IT WAS ALMOST imperceptible but it was there, a disbelieving shake of the head. As the curtain came down on London 2012 in a spectacular closing ceremony, Glengormley’s Michael McKillop was centre stage to receive a special award recognising his work as an ambassador for Paralympic sport.
80,000 people watched on in the Olympic Stadium as well as millions more around the world on TV. McKillop was a most worthy winner and yet in that affable and modest way of his, the enormity of the honour seemed to leave him in awe, rather than the other way around as it usually is when he competes.
He “endeavours to empower the younger generation through his success,” the Whang Youn Dai award committee said in their commendation. In that very stadium he had done exactly that, first setting a new world record as he defended the 800m T37 gold he won in Beijing and then adding another in the 1500m T37, a magic moment crowned when his mother Catherine presented him with his medal in one of the emotional highlights of the Games, if not the year.
McKillop loves Paralympic sport; loves it for the possibilities it presents and the pride it brings. But as he moves on from those two whirlwind weeks in London, he wants to make one distinction very clear: this will always be an important part of who he is as an athlete but it will never define him.
“People have looked at me as an athlete up until this point,” he says. “I wouldn’t like to think they’ll look at me any other way now.”
The 22-year-old, who suffers from a mild form of cerebral palsy, is no stranger to able-bodied competition with his club St Malachy’s AC. After London the plan was to target a place on the Irish U23 team for the European Cross Country Championships in Portugal earlier this month, but he fractured his wrist when he fell off a bike while on holiday.
Instead thoughts turn to the new year when he will return to action on the local cross country circuit. He’ll meet the same old faces in the same old places, but this time, you get the feeling things might be slightly different.
“Because I’ve competed in able-bodied sport for years, people have just seen me as Michael McKillop the runner, but it was the first time that some of the athletes got a real insight into who I actually am and what I suffer from and how it affects me. This coming year, I’m sure that I’m going to get a lot of people that I’ve raced against for years and years asking me about how my training is and taking a bit more interest in my disability.
I don’t want to lose the respect of an able-bodied athlete who might think ‘Oh, he’s a Paralympic athlete and that’s great.’ I see myself as able-bodied. Whenever I step on the start line against able-bodied people, I don’t have a disability. I’m exactly the same as them and all I want to do is do my best in able-bodied sport.
His wins in London extended a six-year unbeaten streak at Paralympic level but if his closest competitors hope to pounce on any distraction, they’ll be sorely disappointed. When the IPC World Championships start in Lyon next July, he promises to be as focused and determined as ever.
“I just want to get a really, really hard winter in me and hopefully get focused. Obviously, Paralympic sport is my goal and able-bodied is there to aid me and help me to get to where I want to be at Paralympic level. That’s what I’m judged on.

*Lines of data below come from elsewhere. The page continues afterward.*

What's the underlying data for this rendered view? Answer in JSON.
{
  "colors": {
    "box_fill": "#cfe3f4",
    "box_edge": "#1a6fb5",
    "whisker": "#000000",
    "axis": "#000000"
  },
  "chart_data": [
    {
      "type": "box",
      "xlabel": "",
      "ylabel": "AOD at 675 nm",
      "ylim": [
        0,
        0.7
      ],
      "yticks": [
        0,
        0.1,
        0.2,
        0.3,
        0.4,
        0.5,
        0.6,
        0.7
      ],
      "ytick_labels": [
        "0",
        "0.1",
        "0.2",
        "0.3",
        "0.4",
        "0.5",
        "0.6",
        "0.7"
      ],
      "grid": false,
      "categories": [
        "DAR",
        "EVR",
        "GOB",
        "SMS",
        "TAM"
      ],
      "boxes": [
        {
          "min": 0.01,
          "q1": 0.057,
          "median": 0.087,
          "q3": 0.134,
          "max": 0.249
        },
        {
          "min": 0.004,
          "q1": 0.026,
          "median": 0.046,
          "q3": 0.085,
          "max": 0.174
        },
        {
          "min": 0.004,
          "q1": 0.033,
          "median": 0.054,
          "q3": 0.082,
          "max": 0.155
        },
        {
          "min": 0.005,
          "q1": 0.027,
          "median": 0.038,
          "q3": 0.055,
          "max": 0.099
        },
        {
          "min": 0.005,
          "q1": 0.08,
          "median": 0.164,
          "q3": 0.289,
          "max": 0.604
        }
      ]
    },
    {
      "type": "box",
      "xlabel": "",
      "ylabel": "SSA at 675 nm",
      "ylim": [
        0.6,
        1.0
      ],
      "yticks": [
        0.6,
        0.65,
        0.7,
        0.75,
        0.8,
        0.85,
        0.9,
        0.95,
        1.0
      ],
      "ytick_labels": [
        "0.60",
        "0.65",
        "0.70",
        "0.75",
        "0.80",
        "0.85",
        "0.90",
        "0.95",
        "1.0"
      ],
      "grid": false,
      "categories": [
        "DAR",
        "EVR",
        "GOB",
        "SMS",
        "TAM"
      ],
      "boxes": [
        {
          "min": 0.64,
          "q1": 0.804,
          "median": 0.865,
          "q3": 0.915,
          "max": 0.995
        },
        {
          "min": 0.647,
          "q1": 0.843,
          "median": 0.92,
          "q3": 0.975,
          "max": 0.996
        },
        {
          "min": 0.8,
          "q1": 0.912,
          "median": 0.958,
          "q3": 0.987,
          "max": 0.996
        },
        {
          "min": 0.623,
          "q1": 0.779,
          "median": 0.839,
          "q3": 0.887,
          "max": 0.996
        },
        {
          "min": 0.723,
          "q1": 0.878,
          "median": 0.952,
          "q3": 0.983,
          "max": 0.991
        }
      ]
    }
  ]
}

“If I can go to Lyon and retain both of my titles, it shows people that I’m still there and I’m still hungry for winning and I’ll never give up.”
That burning desire to succeed against all competitors dovetails nicely with a much broader goal of McKillop’s: to fight for the recognition that Paralympic athletes deserve as elite sportspeople. It will never be held in the same esteem as its able-bodied counterpart, he admits, but this is still a very serious, ultra-competitive business.
If the success of this summer’s Games represented a huge step forward, he now wants to help spearhead initiatives to kick it on again, like the lobbying by British sprinter Jonnie Peacock to have more para-events integrated into the Diamond League schedule.
“[I want] to be a better athlete, to win more titles, to be the best role model in Paralympic sport, and really progress Paralympic sport among able-bodied people and teach them that we’re not disabled people who take part in sport. We’re sports people who have a disability.
“I think that’s very important because there wouldn’t have been 80,000 people in that stadium every night if they had seen us as disabled athletes. They saw us as sports people.
I started my Para career at 16 so I’ve grown up with it, from a young boy into adulthood. I’ve realised that some people perceive Paralympic sport as not elite and people who don’t give you credit for what you’ve achieved. I think it’s very important for people to understand that it’s not a piss-take. We’re not just running around, jogging, having a bit of fun. We’re training our asses off seven days a week to be the best athletes we can.
Breaking down these perceptions is no easy task but like everything he does, it’s the challenge that McKillop thrives on.